The Western Australian Government’s plan to transfer the regulation of Western Power’s network to the national electricity regulatory framework by late November 2016 allowing Western Power to commence the regulatory process under the national regulatory framework from December 2016, looks unlikely to be achieved.
As advised in an earlier edition of EMU, the introduction into the WA Parliament of a package of legislation to adopt the national regulatory framework in WA was expected to receive Royal Assent in November 2016. However the Public Utilities Office has confirmed recent speculation that the reforms, including transferring regulatory determinations to the Australian Energy Regulator, are now unlikely to be enacted prior to the WA election in March 2017.
One of the principal objectives of the legislation package was to adopt the National Electricity Law regulatory scheme in Western Australia.
Specifically, the legislative reforms relating to the electricity sector included:
• Transferring regulation of Western Power’s transmission and distribution networks from the Economic Regulation Authority (a Western Australian body) to the National Electricity Law and National Electricity Rules, with regulatory responsibility assigned to the Australian Energy Regulator (AER); and
• Implementing a constrained network access framework in the South West Interconnected System.

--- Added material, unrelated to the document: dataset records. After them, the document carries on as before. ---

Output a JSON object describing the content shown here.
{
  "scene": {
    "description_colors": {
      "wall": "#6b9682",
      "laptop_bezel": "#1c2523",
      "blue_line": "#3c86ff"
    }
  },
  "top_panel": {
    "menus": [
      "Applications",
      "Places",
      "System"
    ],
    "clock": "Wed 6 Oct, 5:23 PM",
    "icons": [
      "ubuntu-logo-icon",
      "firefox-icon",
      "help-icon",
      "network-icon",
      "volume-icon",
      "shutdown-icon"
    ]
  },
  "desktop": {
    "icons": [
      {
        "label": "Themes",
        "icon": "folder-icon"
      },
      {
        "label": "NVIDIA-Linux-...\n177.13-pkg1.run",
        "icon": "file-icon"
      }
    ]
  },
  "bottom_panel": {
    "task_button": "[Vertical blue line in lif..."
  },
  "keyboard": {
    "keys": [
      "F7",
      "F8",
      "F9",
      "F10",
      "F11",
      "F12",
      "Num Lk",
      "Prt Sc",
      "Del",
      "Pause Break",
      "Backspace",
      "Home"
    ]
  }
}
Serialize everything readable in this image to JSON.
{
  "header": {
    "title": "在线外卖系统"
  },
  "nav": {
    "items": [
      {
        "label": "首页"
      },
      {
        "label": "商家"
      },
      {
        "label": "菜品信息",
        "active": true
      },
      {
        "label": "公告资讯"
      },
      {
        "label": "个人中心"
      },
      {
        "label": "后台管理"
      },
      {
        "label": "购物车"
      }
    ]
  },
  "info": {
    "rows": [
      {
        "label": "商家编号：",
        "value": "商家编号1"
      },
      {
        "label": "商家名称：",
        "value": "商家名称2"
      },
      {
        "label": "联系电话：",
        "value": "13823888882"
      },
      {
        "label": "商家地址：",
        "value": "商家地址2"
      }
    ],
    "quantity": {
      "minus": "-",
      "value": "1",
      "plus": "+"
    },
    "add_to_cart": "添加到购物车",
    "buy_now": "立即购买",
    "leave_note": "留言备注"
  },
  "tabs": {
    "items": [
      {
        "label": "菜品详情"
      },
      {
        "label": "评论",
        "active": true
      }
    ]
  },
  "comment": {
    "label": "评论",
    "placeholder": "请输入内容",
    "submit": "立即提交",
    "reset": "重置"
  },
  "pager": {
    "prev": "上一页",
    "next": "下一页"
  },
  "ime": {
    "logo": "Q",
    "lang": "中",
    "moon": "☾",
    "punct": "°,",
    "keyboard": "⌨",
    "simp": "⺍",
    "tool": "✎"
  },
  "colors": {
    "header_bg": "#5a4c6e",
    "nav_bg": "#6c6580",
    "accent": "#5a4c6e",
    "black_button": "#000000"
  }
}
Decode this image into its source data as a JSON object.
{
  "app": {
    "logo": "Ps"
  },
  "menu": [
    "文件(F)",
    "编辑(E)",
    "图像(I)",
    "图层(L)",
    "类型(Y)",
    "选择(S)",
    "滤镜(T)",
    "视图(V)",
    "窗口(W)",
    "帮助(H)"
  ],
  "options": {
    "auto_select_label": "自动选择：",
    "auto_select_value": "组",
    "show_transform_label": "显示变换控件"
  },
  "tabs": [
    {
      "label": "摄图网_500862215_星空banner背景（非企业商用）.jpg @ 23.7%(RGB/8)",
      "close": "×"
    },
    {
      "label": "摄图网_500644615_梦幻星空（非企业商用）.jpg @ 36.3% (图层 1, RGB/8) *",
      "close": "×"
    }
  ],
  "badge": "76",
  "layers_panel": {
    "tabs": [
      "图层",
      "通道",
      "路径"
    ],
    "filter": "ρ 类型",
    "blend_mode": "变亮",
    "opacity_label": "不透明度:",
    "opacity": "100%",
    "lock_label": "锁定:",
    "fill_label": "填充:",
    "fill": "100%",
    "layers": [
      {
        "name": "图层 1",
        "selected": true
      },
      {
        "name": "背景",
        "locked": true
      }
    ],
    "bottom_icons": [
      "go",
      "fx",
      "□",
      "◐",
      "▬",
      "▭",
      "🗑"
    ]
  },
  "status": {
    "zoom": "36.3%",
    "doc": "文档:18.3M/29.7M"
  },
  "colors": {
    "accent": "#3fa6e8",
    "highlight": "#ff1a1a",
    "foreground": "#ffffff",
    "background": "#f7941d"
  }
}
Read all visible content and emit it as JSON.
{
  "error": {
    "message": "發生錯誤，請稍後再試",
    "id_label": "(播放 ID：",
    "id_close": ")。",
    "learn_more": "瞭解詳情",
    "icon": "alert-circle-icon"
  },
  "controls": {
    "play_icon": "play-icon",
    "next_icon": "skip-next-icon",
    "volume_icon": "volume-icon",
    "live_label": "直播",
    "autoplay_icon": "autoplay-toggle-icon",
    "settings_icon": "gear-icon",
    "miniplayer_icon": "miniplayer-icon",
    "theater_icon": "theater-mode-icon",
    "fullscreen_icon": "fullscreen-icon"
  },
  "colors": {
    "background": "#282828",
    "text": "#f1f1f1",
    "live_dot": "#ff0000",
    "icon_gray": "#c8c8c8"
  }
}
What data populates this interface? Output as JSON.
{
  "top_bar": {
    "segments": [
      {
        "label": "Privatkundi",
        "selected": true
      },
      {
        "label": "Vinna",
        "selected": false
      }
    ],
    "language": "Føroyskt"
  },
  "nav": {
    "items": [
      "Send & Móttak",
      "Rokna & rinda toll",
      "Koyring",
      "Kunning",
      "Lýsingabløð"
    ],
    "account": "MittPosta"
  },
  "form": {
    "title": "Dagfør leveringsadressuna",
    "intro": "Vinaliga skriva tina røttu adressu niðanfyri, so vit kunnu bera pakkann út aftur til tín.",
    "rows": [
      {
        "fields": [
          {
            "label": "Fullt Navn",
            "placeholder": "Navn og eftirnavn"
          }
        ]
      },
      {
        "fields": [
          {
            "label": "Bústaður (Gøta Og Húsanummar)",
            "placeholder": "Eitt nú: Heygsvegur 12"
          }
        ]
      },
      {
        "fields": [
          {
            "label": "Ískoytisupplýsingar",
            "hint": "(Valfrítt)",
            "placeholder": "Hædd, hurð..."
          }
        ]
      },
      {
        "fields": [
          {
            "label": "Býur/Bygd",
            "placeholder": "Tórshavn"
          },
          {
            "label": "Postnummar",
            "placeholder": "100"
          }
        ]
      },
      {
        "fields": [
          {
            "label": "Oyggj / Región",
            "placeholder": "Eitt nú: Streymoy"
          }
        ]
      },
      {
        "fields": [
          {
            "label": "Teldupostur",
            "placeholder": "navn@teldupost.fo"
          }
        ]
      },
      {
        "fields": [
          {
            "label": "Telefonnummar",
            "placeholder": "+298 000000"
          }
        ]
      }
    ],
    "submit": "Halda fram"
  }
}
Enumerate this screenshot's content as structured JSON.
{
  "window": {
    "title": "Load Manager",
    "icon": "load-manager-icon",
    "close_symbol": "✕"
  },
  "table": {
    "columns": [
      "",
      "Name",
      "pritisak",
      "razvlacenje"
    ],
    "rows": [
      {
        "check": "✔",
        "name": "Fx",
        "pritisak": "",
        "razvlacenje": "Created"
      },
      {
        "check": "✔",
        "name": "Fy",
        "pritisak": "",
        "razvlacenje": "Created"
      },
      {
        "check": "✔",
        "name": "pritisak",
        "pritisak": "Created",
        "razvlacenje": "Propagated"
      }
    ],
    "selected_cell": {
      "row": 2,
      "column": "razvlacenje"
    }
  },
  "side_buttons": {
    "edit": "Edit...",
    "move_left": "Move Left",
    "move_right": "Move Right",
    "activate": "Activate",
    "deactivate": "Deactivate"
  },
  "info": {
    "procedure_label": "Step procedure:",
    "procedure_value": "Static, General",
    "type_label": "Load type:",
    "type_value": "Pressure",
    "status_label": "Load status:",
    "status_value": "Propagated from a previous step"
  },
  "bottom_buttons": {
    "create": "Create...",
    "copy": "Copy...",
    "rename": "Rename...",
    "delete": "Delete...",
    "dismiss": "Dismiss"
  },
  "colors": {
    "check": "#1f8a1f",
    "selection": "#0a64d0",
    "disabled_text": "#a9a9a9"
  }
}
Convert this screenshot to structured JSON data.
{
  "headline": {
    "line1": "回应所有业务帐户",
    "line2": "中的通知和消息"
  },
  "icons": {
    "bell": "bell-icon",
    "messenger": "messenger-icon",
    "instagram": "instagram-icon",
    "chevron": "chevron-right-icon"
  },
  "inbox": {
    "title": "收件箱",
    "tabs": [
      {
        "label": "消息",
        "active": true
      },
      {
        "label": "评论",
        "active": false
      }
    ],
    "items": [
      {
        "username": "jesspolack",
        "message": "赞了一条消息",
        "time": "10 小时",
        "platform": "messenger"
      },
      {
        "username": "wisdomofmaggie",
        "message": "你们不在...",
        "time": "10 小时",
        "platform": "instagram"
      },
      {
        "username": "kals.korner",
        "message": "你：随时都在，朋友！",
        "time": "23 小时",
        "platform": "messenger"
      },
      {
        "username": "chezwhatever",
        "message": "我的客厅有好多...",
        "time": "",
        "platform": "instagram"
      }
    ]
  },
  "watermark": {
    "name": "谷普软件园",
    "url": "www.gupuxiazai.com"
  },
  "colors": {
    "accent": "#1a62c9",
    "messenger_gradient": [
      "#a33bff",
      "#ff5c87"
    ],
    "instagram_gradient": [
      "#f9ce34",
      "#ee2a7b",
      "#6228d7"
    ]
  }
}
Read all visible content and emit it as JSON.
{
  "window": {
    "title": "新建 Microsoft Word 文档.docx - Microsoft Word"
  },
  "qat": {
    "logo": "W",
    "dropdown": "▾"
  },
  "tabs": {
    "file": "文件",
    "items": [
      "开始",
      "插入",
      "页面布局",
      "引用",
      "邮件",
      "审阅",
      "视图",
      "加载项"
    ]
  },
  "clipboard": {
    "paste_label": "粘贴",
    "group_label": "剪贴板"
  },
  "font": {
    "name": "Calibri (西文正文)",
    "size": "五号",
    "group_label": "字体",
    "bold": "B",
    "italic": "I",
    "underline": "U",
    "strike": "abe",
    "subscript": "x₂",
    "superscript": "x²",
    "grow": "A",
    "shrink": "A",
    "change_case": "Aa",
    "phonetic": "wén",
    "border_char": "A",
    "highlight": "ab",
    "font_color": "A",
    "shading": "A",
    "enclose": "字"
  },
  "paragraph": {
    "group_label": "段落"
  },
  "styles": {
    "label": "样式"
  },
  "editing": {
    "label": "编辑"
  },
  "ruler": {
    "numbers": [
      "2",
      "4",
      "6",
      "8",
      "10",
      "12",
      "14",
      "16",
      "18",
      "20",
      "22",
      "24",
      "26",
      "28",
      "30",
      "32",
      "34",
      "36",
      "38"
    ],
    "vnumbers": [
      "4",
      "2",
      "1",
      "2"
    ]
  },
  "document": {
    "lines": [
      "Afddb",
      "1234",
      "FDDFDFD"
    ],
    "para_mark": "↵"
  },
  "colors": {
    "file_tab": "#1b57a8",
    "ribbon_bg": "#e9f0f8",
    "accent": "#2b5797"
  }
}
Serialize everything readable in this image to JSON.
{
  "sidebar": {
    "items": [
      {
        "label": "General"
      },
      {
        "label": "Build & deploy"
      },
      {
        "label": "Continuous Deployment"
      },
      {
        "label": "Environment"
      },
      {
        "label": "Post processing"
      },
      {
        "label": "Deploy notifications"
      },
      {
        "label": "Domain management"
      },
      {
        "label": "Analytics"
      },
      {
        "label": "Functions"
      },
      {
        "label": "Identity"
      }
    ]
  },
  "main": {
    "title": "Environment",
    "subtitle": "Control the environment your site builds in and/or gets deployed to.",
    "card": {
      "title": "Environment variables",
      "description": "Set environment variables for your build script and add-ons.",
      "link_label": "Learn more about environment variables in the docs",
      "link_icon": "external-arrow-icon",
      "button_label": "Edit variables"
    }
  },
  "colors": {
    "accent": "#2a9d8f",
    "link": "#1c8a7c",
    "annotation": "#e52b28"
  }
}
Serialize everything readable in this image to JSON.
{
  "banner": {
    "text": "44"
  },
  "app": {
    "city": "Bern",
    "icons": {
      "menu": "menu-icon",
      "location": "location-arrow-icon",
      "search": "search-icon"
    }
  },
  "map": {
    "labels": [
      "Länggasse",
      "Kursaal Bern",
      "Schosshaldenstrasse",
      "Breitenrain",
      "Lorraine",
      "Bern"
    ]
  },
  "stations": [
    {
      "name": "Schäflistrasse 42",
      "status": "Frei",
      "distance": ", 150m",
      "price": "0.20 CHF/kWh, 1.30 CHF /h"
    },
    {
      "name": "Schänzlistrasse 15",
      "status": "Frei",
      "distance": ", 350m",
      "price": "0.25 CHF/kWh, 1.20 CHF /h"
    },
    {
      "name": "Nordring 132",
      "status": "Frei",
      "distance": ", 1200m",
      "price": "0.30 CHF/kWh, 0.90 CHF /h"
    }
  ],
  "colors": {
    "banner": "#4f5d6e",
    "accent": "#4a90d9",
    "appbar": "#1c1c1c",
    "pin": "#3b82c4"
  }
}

The AER was scheduled to take over approving Western Power's access arrangements (which sets revenue and access terms) from 1 July 2018 with transitional arrangements applying from 31 December 2016.
However as a result of the delay, Western Power will continue to be subject to the current State-based regulatory framework in accordance with the Electricity Networks Access Code 2004, including obligations to have its next access arrangement approved by the Economic Regulation Authority.
In a practical sense, the delay means that for the time being at least there will be virtually no change to regulated network companies, who will continue to be regulated by the Economic Regulation Authority, or the Wholesale Electricity Market (WEM), which will continue to operate under the current WEM Rules. Ascertaining what the impact and cost of new regulatory processes and trading systems (if any) will now have to wait until after WA goes to the polls next March.
In other news from WA, the government announced last week it is aiming to pay down debt through the privatisation of Western Power.
In a plan outlined publicly for the first time on 30 November 2016, Premier Colin Barnett said 51 per cent of Western Power would be sold, the majority of which would be to Australian super funds, and the rest via a public float on the stock exchange.
The sale, anticipated to go ahead in late in 2017 or early 2018, is expected to generate $11 billion, with $8 billion earmarked to pay down Western Power’s debt and the rest to go into a "next generation account".
What this means to the reforms to transfer regulation of Western Power’s networks the AER remains to be seen as the privatisation of Western Power is expected to be a significant election issue.